The conflict of differing moral absolutes will increase in western culture as it is impacted by those whose moral bases come from a different tradition of whatever origin. Each national system of justice will have to determine if it can exist with competing moral traditions. If not, then someone on some basis will have to decide which moral system prevails regardless of the roots of that system.

When there is no such moral authority to which a group can appeal, the result is the image given in the last verse of the Book of Judges in the Bible. "In those days there was no king in Israel; every man did what was right in his own eyes." (RSV) In such circumstances the law of survival soon becomes paramount. Call it the survival of the fittest, the Law of the Claw and Fang, or might makes right. The results are the same. The strongest in will and physical resources will almost always determine what is right and what is wrong, what are to be the laws of the land.

Without moral absolutes built into the foundation of a nation that determine what is right and wrong, then an appeal can be made to any system to justify what someone wants to do. Perhaps the appeal can be made to situational ethics. The circumstances determine the response. Decisions could be culturally based, varying across societies and generations. Left to this standard we are forced to redefine our concepts of order and chaos.

The case in Canada called into question the proper response to a situation when two systems of absolutes confronted one another if indeed the deaths were not accidental. In this case what constitutes justifiable homicide. Does saving family honor justify killing the one who is seen as bringing shame on the family? Though the defense claimed accidental death, the court decided the family members' deaths were the result of premeditated murder. In other cultures the premeditation would have been seen as justifiable for the sake of family honor. Under Canadian law such reasoning was rejected.

When moral absolutes are allowed to come into conflict, we walk a dangerous path that has an end in "each man did what was right in his own eyes." For a society to remain orderly and not sink into a survival of the fittest, a moral code of absolutes must be established and followed. If change occurs, it cannot be because someone finds the change makes life more convenient.

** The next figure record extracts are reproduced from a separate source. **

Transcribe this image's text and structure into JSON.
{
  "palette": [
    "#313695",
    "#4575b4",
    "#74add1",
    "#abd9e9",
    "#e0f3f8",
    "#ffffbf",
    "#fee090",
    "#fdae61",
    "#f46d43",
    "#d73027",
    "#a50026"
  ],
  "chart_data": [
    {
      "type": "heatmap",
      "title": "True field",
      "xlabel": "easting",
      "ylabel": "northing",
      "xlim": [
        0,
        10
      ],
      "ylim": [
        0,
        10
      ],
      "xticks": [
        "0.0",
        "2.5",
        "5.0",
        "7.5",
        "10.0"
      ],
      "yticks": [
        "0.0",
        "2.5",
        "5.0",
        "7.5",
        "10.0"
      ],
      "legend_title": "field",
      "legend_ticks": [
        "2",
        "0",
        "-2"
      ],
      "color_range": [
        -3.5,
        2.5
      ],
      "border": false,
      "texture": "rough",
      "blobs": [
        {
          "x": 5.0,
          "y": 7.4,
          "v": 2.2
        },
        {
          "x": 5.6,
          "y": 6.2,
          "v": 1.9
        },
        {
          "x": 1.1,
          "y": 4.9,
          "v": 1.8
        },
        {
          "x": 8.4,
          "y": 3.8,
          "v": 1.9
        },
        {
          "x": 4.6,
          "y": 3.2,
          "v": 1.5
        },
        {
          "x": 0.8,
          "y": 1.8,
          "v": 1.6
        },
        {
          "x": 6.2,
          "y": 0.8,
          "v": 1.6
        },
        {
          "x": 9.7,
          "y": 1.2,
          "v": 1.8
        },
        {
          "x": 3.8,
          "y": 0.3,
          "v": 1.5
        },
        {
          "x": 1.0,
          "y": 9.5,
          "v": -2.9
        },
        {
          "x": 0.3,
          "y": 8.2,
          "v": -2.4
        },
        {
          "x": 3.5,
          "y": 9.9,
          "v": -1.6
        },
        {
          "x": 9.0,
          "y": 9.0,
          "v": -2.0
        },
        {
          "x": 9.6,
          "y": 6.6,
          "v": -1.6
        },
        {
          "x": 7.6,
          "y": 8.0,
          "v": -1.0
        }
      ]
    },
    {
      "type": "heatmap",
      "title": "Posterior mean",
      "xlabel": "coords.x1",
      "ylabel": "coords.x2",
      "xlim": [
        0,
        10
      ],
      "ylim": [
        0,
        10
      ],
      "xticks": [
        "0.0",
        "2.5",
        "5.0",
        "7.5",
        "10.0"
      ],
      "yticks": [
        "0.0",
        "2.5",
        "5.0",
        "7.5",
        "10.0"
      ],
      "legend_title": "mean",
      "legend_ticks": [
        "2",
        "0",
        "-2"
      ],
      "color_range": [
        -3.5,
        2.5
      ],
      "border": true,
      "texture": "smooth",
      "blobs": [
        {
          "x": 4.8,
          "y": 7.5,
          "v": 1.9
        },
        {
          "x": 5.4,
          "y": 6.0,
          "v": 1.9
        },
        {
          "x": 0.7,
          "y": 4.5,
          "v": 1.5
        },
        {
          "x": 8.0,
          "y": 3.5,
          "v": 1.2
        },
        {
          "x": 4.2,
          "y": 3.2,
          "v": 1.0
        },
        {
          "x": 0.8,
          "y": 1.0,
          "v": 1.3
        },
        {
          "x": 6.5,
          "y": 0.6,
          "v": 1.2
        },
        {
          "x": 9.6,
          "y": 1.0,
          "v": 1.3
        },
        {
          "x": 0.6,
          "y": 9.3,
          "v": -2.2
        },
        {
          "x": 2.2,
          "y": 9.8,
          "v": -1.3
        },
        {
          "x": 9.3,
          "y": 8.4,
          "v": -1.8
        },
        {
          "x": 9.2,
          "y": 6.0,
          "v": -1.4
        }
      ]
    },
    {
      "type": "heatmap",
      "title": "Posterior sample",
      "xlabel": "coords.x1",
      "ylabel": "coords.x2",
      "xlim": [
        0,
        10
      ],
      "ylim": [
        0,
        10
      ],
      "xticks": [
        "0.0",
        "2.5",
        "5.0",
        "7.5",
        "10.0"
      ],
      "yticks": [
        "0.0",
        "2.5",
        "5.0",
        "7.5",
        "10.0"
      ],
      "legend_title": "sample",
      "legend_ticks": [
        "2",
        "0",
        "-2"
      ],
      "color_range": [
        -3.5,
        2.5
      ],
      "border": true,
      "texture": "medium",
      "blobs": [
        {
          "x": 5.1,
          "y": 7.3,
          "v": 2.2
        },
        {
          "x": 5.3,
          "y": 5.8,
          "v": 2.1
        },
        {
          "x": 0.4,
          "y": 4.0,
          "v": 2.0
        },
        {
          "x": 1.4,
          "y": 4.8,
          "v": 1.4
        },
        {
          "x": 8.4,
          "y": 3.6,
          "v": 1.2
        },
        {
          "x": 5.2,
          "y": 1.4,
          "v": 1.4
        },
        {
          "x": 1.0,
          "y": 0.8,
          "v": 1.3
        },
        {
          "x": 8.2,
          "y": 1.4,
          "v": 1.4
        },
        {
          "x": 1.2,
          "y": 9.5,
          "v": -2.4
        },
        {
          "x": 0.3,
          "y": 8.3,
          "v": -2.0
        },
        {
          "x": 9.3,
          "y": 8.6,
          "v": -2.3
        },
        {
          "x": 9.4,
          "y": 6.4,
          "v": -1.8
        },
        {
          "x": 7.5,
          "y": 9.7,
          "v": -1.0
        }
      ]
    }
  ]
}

That leads quickly to might makes right. Even when it is the majority who feels that change is necessary, an appeal to the present circumstances can only lead to long term disorder.

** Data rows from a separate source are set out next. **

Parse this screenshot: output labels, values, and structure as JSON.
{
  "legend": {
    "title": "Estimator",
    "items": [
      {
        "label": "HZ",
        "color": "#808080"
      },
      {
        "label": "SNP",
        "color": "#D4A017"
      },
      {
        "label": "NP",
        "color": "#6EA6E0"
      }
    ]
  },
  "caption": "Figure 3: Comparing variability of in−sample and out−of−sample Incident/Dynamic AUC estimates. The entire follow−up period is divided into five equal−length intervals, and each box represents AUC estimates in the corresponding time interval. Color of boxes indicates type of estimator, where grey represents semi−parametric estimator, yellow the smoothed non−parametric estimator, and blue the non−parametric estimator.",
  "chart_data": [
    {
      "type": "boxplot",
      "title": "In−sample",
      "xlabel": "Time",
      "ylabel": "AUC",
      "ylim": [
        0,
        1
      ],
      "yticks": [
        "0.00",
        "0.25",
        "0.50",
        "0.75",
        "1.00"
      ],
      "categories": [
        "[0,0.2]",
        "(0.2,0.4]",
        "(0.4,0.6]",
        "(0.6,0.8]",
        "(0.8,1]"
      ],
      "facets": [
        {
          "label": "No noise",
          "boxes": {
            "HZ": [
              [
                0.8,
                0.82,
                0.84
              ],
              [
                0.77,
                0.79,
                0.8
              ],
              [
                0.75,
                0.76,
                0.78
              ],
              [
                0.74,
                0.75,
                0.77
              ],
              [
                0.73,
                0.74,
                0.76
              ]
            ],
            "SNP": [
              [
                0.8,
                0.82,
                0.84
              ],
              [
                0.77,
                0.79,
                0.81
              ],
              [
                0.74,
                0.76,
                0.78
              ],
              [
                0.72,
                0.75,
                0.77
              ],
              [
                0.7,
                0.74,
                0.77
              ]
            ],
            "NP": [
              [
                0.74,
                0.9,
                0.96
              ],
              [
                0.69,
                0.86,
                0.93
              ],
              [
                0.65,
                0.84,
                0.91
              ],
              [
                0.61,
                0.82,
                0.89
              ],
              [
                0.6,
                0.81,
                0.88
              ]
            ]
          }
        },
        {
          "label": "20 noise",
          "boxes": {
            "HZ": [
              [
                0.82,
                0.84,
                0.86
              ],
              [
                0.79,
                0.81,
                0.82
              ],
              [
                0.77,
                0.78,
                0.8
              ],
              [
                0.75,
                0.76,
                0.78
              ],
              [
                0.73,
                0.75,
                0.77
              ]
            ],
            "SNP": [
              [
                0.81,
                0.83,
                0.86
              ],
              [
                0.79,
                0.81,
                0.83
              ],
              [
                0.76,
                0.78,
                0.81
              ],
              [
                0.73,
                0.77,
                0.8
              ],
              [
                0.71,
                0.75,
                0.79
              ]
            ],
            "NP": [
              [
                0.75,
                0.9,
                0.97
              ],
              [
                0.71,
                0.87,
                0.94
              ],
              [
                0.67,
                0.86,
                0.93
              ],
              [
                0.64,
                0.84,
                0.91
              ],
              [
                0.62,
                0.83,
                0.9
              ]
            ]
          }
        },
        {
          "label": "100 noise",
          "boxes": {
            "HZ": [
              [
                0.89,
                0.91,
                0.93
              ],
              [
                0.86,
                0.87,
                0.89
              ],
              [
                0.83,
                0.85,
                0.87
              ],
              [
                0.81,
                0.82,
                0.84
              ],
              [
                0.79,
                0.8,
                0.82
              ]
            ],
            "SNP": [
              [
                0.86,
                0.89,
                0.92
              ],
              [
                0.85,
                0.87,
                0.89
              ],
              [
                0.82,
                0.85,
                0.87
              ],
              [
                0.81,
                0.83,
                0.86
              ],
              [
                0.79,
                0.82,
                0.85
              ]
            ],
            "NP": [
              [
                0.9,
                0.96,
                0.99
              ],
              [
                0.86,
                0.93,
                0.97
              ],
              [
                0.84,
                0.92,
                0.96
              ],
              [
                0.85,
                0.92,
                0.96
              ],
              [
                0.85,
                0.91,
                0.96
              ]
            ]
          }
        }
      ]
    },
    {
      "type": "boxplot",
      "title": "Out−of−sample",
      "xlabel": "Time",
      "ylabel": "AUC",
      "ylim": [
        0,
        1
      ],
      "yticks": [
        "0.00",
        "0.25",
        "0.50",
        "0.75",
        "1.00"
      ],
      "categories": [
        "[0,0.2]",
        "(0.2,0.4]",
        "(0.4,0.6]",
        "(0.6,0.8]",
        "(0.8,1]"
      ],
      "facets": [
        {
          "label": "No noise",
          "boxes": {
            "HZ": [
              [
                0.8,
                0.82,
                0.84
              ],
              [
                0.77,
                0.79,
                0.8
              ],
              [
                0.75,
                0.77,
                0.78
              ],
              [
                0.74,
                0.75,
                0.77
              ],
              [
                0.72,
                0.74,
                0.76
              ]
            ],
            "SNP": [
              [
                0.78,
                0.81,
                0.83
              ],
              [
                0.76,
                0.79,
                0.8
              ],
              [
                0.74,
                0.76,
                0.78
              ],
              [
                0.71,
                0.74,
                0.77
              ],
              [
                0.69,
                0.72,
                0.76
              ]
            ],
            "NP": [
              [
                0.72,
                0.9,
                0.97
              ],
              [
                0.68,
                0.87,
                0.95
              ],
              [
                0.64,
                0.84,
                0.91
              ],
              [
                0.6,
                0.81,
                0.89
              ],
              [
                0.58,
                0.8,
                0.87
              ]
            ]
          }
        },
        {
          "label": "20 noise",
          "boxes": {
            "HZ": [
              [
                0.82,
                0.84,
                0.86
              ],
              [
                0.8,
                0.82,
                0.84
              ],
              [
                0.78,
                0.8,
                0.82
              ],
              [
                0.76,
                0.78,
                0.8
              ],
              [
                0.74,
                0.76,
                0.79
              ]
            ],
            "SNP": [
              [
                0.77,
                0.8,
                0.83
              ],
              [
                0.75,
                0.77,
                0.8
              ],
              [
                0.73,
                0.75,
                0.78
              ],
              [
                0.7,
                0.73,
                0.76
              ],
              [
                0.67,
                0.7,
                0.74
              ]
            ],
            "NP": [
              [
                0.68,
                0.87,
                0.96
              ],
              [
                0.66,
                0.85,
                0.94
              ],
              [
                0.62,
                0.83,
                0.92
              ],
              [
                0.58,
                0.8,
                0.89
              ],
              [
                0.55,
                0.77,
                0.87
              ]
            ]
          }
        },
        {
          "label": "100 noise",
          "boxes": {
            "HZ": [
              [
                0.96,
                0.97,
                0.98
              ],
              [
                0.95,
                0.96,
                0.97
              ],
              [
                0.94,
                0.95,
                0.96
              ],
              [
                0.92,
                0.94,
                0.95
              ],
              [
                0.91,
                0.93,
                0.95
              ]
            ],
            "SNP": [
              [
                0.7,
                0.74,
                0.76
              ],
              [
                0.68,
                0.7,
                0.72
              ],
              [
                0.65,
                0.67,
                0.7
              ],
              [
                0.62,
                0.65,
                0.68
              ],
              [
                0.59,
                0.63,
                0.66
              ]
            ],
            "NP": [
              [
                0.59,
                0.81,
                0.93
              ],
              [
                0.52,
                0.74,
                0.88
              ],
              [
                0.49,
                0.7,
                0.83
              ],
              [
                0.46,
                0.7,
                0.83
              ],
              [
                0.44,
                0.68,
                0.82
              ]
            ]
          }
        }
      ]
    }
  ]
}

How are we to live as Christians in a secular nation in a secular world? A recent survey revealed that 80% of Americans consider themselves Christian. Do all of these 80% follow the same moral absolutes? If not, then what are the bases for the differences and to what authority are they appealing to support their beliefs - the value of the individual, the value of humanity, of creation, the authority of the Divine? Can being Christian in terms of the moral absolutes to which one appeals have so many variations and still be Christian?

Our own country must also struggle with this question. Was our constitution based upon moral absolutes? To what authority do these absolutes appeal? Has that authority changed since the 1780's? If so, are we ready to admit it. If it has changed, what is the authority under which we now operate and does it prescribe moral absolutes?

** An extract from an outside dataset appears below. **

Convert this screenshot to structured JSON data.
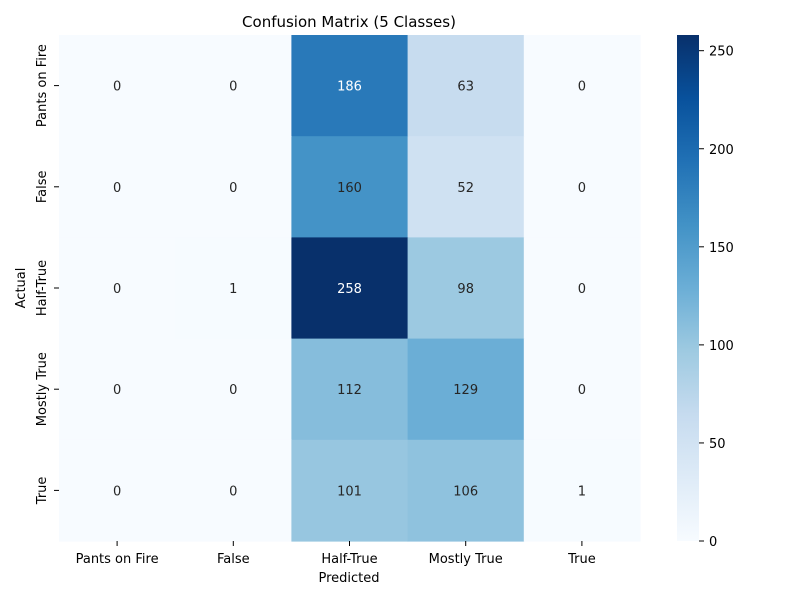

For the Christian in day to day life, there must be an appeal to moral absolutes that have their ground in divine revelation. By the very definition of absolute, these cannot change on human whim or by changes in situation and circumstances, nor even by human government action. It is the individual who must change, not the law. As surely as each individual nation must decide what will be the absolutes upon which its laws will be based and its society guided, so must every individual for his or her personal behavior. When moral absolutes are rejected by society, then chaos and disorder will reign and the power to say what is right and what is wrong for the common good will reside only in the hands of those willing to use fang and claw.